AEsheron@lemmy.world 1 month ago
I think his issues more stemmed from academia and the rat race within it, not so much the ethical issues of mathematics and what they can lead to. Just shitty crabs trying to escape the bucket.
fossilesque@mander.xyz 1 month ago
I too find economists unethical by trade. Statisticians with a gambling problem, the lot of them.
fossilesque@mander.xyz 1 month ago
Goals.
474D@lemmy.world 1 month ago
Damn I didn’t know mathematicians go this hard.
daniskarma@lemmy.dbzer0.com 1 month ago
Most mathematicians I know go REALLY hard. There’s something about the field…
Omniraptor@lemm.ee 1 month ago
This new Yorker article goes into some more detail. Apparently there was some underlying conflict between rival Chinese academics over succession of university admin postings in Beijing.
According to the article it was one Chinese dude trying to hog credit and Perelman basically went “oh i’m not brave enough for politics” and bailed.
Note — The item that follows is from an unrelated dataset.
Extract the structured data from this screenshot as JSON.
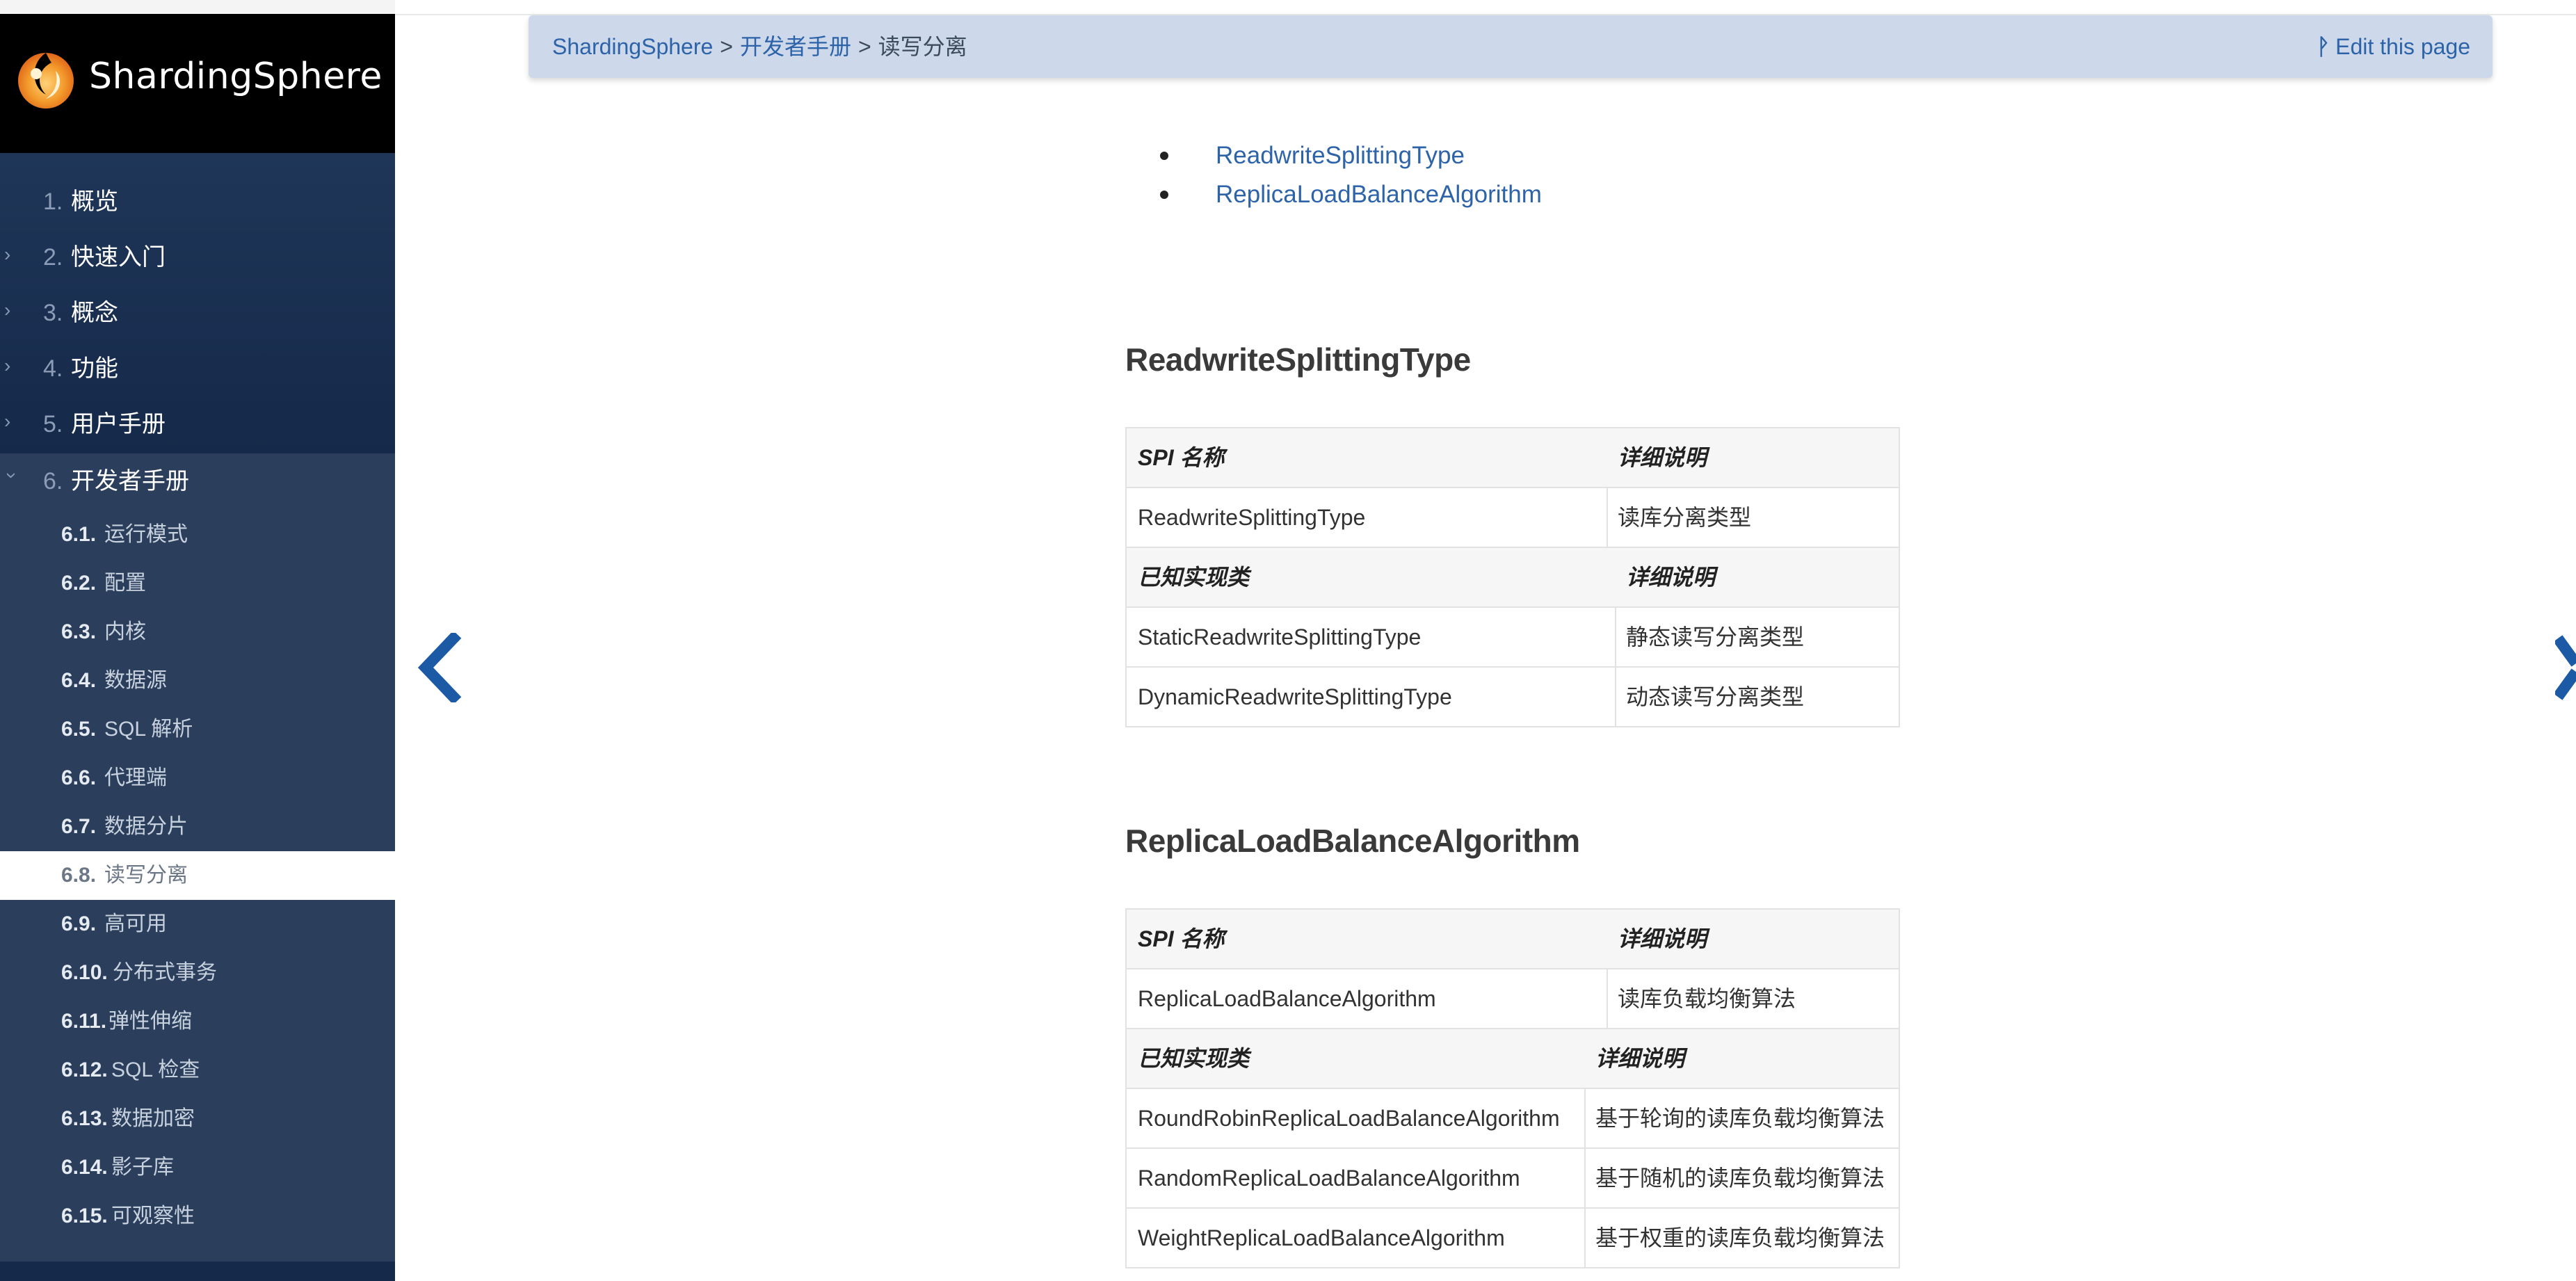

If he accepted his choice was basically becoming a conformist or getting involved by trying to improve things. He chose not to choose.
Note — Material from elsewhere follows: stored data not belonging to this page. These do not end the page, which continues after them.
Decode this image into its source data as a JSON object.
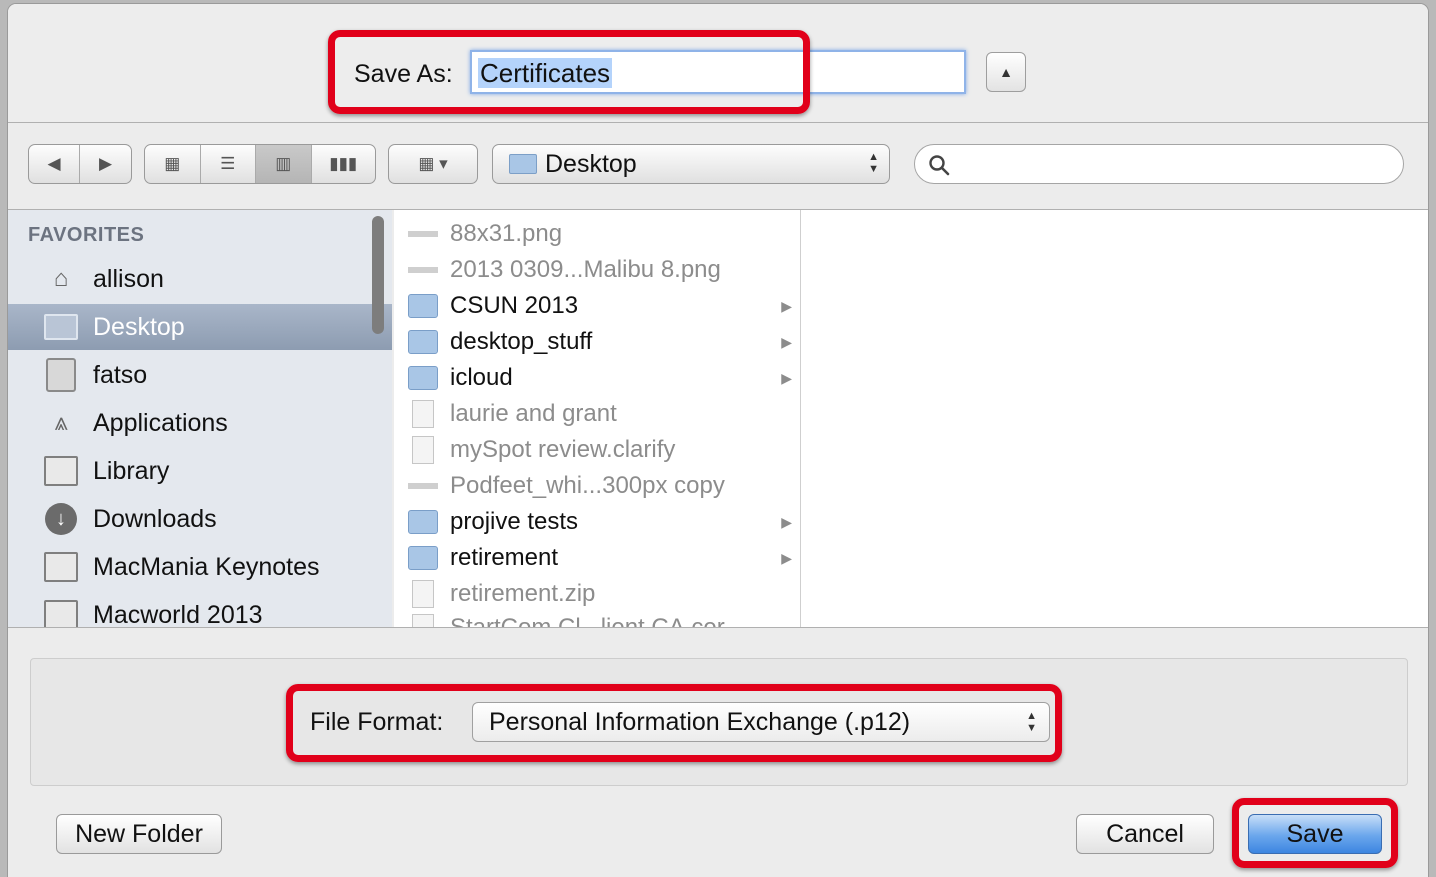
{
  "save_as": {
    "label": "Save As:",
    "value": "Certificates",
    "expand_icon": "triangle-up-icon"
  },
  "toolbar": {
    "back_icon": "back-arrow-icon",
    "forward_icon": "forward-arrow-icon",
    "view_modes": [
      "icon-view",
      "list-view",
      "column-view",
      "coverflow-view"
    ],
    "active_view": "column-view",
    "arrange_icon": "arrange-grid-icon",
    "location": "Desktop"
  },
  "sidebar": {
    "header": "FAVORITES",
    "items": [
      {
        "label": "allison",
        "icon": "home-icon"
      },
      {
        "label": "Desktop",
        "icon": "desktop-icon",
        "selected": true
      },
      {
        "label": "fatso",
        "icon": "hard-drive-icon"
      },
      {
        "label": "Applications",
        "icon": "applications-icon"
      },
      {
        "label": "Library",
        "icon": "folder-icon"
      },
      {
        "label": "Downloads",
        "icon": "downloads-icon"
      },
      {
        "label": "MacMania Keynotes",
        "icon": "folder-icon"
      },
      {
        "label": "Macworld 2013",
        "icon": "folder-icon"
      }
    ]
  },
  "files": [
    {
      "name": "88x31.png",
      "kind": "image",
      "enabled": false
    },
    {
      "name": "2013 0309...Malibu 8.png",
      "kind": "image",
      "enabled": false
    },
    {
      "name": "CSUN 2013",
      "kind": "folder",
      "enabled": true
    },
    {
      "name": "desktop_stuff",
      "kind": "folder",
      "enabled": true
    },
    {
      "name": "icloud",
      "kind": "folder",
      "enabled": true
    },
    {
      "name": "laurie and grant",
      "kind": "file",
      "enabled": false
    },
    {
      "name": "mySpot review.clarify",
      "kind": "file",
      "enabled": false
    },
    {
      "name": "Podfeet_whi...300px copy",
      "kind": "image",
      "enabled": false
    },
    {
      "name": "projive tests",
      "kind": "folder",
      "enabled": true
    },
    {
      "name": "retirement",
      "kind": "folder",
      "enabled": true
    },
    {
      "name": "retirement.zip",
      "kind": "file",
      "enabled": false
    },
    {
      "name": "StartCom Cl...lient CA.cer",
      "kind": "file",
      "enabled": false
    }
  ],
  "format": {
    "label": "File Format:",
    "value": "Personal Information Exchange (.p12)"
  },
  "buttons": {
    "new_folder": "New Folder",
    "cancel": "Cancel",
    "save": "Save"
  },
  "colors": {
    "highlight_red": "#e1001a",
    "selection_blue": "#b4d3fb",
    "primary_button": "#3d86e1"
  }
}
web.archive.org/web/…/manifold-destiny
Yokozuna@lemmy.world 1 month ago
I’m totally for how and why he dipped out. I’ve made a few decisions in life in a similar fashion. But a man as principled as he is, with feelings and ideas that intense, is a hell of a thing to lose in the pursuit of truth. Just imagine, if instead of resigning to almost insurmountable odds where most would be against him, he instead chose to be a stubborn man in the opposite respect and didn’t rest until the truth and was common knowledge or had created groups and institutions to further pursue it if not able to do it himself.
Things like this are way bigger than one person, and to understand the problem and try to tackle it would consume your whole life. Go on and pick some mushrooms my man. You made your contribution to society and decided the rat race isn’t worth it.
dustyData@lemmy.world 1 month ago
Just speculating, maybe it has to do with belonging to Russian academia.
daddy32@lemmy.world 1 month ago
Yeah, there was some background drama with his parent institution, if I remember correctly. He didn’t have enough money to fly anywhere, his institution refused to donate and he was too embarrassed to ask elsewhere. Or something like that.
sircac@lemmy.world 1 month ago
Not from that field, and I think it depends a lot of the field, country, etc, but research is not an idilic world at all and deal with huge flaws from the real world, institutions, society and economics, not aside of human being’s flaws, so it can be deeply disappointing in some aspects. I believe is a natural in any guild (there is shit everywhere, e.g. police require internal affairs for a good reason, but not only, they suffer from funding restrictions, metrics for promotion, etc, and the same can be said for medicine, politics, etc) so in the end it may be your ability to deal with real world shit… and luck.
untorquer@lemmy.world 1 month ago
Keep reading. It’s in the “Possible withdrawal from mathematics” section.